“…Age is a peculiar kind of thief. It slips up on you and steps inside your skin and is so quiet and methodical in its work that you never realize it has stolen your youth until you look into the mirror one morning and see a man you don’t recognize.”
— Rev. Amidee Broussard in “Creole Belle,” by James Lee Burke
I’m sure we’ve all had that moment when we’ve looked at a friend and thought, I hardly know that person. Have you had that moment when you’ve looked at yourself and had that same type of realization?
My moment came a couple months ago. I’d come in from a run on a Saturday morning. I had just showered and was getting ready for the day. I paused to look in the mirror and did a double-take. There was a sag in my neck. There were wrinkles. I looked at my hands — I mean really looked. They were wrinkled and checked.
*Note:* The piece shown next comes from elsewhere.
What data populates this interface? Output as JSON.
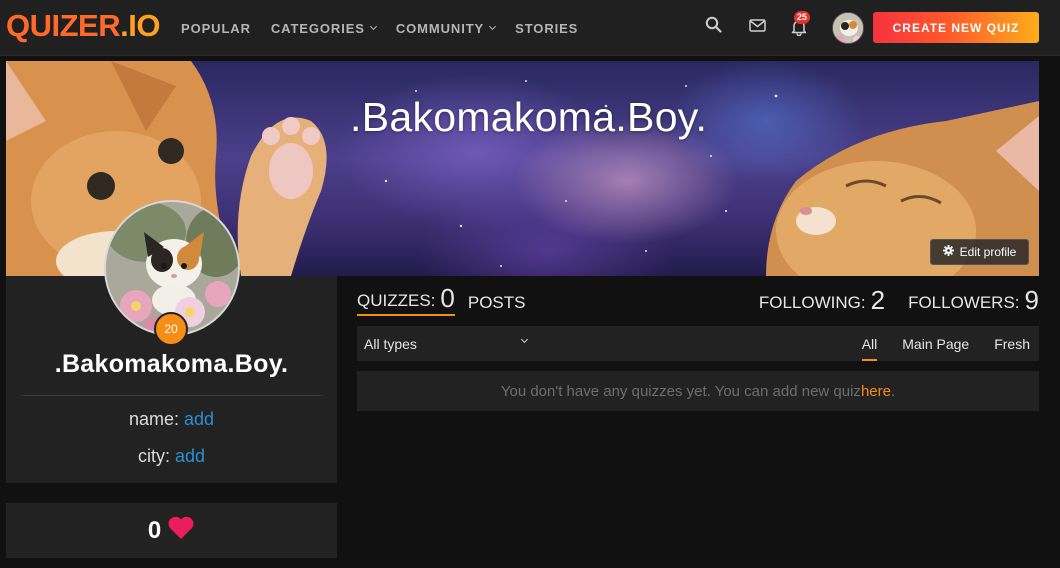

Holy crap. When did this happen?
Just the other day, when I was 20 or 25, I remember thinking that my parents were middle-aged, which by my youth-skewed vision, was well on the way to old. I, on the other hand, was a fully mature adult, but I was just reaching the prime of my life.
Well, if I was 20, my parents were 50. Now I can see the light shining just ahead from my own 50th birthday candles. So 50 can’t be old, right?
Do you ever really think you are old? There are days when we feel old, but do we really think we are old? As long as we have the memories of our youth, of the days when we could run without aches and stay out late, drink all night, listen to bar bands and do it all over again the next day, we know we are not old. As long as we can draw on those memories, see them in our mind’s eye, we will remain young. At least in some way.
When I was just getting started in journalism, I heard this statistic that the average life span for an editor was something like 76. That would make middle age 38. Now more than a dozen years past that demarcation of middle age, I know that calculation is wrong. I am certain that journalists now live to be 100.